The lighthouse at the end of the world


4092282915_ba13afd8f7.jpgWe made it! Somehow I had survived the dreadful landing. My grey-haired, frequent flyer fellow passenger had offered a reassuring hand to support me during my ordeal. Although I was still as red as a ripped tomato and panting like a dog I was so relieved that I almost kissed him on both cheeks! But I had some ounces of dignity left. The rejoicing was for later, I instructed myself exhaling slowly; my initiatory voyage was not over.  

It had been a bold decision to leave my own comfortable and predictable country to spend three months in crazy and sparkling India, not to mention in the most remote village of Tamil Nadu that was probably not even listed by Google Map.

As I exited the aircraft, the powerful heat and humidity strangled me. I felt sticky and moist. Why on earth could I suddenly picture granny’s desuetude gigantic cupboard filled with old embroidered linen?

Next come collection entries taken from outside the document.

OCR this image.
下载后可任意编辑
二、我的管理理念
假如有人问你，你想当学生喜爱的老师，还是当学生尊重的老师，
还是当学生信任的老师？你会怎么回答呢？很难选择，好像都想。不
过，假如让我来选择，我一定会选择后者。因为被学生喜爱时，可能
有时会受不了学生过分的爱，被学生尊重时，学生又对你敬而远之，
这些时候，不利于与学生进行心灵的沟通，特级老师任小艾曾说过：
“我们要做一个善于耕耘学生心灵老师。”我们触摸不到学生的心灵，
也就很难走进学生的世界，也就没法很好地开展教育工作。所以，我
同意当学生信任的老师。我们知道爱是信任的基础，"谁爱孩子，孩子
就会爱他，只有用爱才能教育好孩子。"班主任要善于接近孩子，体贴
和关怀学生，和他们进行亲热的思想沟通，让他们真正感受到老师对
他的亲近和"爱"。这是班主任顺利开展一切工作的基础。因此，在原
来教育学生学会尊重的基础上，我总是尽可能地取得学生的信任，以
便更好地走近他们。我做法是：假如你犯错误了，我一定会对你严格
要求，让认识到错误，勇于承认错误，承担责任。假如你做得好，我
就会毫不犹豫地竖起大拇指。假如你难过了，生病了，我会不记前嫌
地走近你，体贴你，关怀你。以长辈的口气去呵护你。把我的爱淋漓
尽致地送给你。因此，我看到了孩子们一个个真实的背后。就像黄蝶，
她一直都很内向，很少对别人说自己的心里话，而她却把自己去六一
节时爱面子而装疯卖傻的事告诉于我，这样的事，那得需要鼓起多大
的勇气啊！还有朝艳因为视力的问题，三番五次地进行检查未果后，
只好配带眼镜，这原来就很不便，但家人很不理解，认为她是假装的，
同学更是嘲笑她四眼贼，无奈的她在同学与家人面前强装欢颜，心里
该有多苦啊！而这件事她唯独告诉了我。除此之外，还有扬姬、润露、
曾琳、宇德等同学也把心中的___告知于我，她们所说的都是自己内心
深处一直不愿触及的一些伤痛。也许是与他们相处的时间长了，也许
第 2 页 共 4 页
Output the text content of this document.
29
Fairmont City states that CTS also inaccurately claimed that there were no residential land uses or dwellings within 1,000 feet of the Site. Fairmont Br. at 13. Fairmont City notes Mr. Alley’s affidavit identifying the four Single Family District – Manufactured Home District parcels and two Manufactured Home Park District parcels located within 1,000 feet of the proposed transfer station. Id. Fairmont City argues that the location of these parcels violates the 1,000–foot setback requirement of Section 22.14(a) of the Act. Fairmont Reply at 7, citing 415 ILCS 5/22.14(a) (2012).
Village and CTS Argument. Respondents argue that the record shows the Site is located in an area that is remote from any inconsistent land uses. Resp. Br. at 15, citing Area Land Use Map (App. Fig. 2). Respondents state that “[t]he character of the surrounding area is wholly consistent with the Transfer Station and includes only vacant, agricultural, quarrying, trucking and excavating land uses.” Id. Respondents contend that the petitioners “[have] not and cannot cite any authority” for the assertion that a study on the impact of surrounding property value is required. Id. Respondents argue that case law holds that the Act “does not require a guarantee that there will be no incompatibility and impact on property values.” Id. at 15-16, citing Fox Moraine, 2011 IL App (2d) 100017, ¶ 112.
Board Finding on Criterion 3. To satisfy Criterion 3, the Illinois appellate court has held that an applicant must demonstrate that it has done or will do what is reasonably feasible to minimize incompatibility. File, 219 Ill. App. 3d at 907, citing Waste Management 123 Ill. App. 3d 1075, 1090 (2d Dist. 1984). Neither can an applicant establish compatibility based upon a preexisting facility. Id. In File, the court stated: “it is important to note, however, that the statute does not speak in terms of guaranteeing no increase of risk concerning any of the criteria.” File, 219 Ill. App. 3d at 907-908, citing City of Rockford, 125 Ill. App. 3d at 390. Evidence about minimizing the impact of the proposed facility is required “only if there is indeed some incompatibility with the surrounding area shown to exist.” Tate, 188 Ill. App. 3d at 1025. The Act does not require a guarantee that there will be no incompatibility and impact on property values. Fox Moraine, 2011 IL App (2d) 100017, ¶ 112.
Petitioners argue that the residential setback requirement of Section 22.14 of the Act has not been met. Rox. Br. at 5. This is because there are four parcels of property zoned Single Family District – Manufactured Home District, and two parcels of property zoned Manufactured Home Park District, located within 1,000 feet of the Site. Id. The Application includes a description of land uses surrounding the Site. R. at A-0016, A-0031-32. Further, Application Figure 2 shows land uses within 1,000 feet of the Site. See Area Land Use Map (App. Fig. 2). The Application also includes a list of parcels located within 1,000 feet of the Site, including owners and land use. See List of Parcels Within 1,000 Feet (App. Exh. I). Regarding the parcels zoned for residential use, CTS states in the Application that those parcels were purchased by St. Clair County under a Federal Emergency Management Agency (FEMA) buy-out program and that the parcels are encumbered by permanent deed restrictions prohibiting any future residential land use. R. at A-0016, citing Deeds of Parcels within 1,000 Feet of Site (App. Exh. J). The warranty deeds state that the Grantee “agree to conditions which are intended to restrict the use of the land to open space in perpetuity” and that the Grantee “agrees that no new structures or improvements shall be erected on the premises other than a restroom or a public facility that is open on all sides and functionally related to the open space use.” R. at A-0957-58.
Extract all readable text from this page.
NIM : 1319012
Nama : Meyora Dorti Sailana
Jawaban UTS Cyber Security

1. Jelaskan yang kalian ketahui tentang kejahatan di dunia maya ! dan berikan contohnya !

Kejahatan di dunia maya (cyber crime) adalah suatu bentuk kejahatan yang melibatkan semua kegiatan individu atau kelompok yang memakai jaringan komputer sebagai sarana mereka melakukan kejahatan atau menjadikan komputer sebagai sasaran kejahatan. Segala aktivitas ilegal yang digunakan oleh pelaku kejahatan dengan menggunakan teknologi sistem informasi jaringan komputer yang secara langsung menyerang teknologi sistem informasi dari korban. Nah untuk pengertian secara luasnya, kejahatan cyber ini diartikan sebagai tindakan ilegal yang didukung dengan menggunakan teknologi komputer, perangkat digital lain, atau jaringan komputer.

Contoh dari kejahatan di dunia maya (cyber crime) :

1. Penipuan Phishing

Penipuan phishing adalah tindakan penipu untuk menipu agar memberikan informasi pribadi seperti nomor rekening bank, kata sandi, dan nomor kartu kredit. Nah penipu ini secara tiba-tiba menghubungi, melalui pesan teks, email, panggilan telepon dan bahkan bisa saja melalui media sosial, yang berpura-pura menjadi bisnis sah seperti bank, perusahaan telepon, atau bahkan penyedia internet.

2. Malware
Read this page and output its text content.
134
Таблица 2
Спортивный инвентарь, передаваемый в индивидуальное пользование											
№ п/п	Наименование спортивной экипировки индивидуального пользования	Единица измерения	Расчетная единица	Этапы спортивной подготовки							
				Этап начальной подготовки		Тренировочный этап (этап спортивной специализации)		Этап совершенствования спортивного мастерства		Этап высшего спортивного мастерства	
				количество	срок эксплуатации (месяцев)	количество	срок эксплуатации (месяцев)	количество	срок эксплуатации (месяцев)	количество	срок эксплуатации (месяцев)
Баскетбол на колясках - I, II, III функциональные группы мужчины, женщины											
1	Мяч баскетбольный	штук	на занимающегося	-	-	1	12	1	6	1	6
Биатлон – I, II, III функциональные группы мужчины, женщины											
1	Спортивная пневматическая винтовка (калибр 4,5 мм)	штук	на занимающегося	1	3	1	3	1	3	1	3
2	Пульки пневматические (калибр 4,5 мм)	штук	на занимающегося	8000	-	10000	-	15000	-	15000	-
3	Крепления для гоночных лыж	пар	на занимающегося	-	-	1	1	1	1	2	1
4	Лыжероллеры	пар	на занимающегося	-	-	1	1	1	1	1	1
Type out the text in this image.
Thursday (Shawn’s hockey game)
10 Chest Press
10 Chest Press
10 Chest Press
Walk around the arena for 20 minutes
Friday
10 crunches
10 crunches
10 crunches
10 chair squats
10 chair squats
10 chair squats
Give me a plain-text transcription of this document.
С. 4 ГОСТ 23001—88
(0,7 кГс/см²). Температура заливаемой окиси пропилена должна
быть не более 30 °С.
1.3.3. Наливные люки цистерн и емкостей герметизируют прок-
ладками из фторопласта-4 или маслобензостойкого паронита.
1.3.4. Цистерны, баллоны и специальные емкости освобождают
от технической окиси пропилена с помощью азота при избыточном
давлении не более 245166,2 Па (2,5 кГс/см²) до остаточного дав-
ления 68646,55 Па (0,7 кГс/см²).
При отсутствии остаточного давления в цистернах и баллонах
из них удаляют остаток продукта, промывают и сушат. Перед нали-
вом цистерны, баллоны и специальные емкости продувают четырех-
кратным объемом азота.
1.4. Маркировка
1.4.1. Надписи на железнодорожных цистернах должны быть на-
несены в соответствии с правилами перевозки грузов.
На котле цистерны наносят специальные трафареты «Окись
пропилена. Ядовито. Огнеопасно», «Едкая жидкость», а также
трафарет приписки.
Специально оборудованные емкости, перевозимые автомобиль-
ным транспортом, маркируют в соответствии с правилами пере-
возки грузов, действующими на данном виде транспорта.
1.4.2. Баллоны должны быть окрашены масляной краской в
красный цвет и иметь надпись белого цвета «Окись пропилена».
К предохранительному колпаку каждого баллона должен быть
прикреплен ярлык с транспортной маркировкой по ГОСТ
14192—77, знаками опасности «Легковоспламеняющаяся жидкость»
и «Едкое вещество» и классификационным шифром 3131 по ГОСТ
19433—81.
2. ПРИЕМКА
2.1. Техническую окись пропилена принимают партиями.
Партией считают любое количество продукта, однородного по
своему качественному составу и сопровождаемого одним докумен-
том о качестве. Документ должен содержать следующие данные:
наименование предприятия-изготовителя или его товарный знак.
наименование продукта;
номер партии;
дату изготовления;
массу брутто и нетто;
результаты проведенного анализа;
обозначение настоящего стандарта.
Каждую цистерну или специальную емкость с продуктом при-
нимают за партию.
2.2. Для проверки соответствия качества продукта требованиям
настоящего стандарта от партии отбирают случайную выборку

Why could I experience the nostalgia of her blue tiled kitchen? It was not Proust’s madeleine but the smell, wet and dusty, that seemed to definitely convey me into another dimension.  

Walking through immigration, I decided that my artistically stacked up luggage trolley would be my bodyguard, my shield. Because I confess: I was trying to be strong and brave like a bull, but that night I felt like a frightened rabbit, ready to bolt .  I proceeded through the faintly air-conditioned corridors of the airport, in-spite of the heat my heart felt cold. “But it is my dream come true!” the thought drew a feeble smile. A dream? Well, more like a nightmare now.
The exit doors automatically opened in front of me. A sudden wave of oven-like high temperature swallowed me. The sudden outdoor darkness left me disoriented.  Here I was, a valiant gladiator yet vulnerable, in the middle of an overcrowded and cramped arena.

There were dozens; no hundreds; no wait, thousands of pairs of dark eyes belonging to exhausted Indian relatives apathetically waiting for their beloved sons, husbands or grand-children to show up, in the dead of night. I was unable to capture their humanity; like disturbing, expressionless and dull puppets, hypnotized by the airport doors, glued to an incredible torpor.

 I frowned, yes, they had a funny kind of, was that a towel draped around their waists. “Of course must be a lungi! They mentioned it in the Lonely Planet!” I recalled. But where was the colorful and vibrant India I had been promised? Where was the exuberance, the noise, the noise, the powerful energy?  My stomach churned: Dear god would I be able to survive here?

Eventually I saw him beaming at me like the Cheshire Cat.  “Thanappan! I am so happy to see you! Thanks for receiving me”. “Welcome to India, Anne!” he winked at me. As he continued to grin his teeth gleamed in the dark like a beacon from a lighthouse.

And I was certain I would pull through.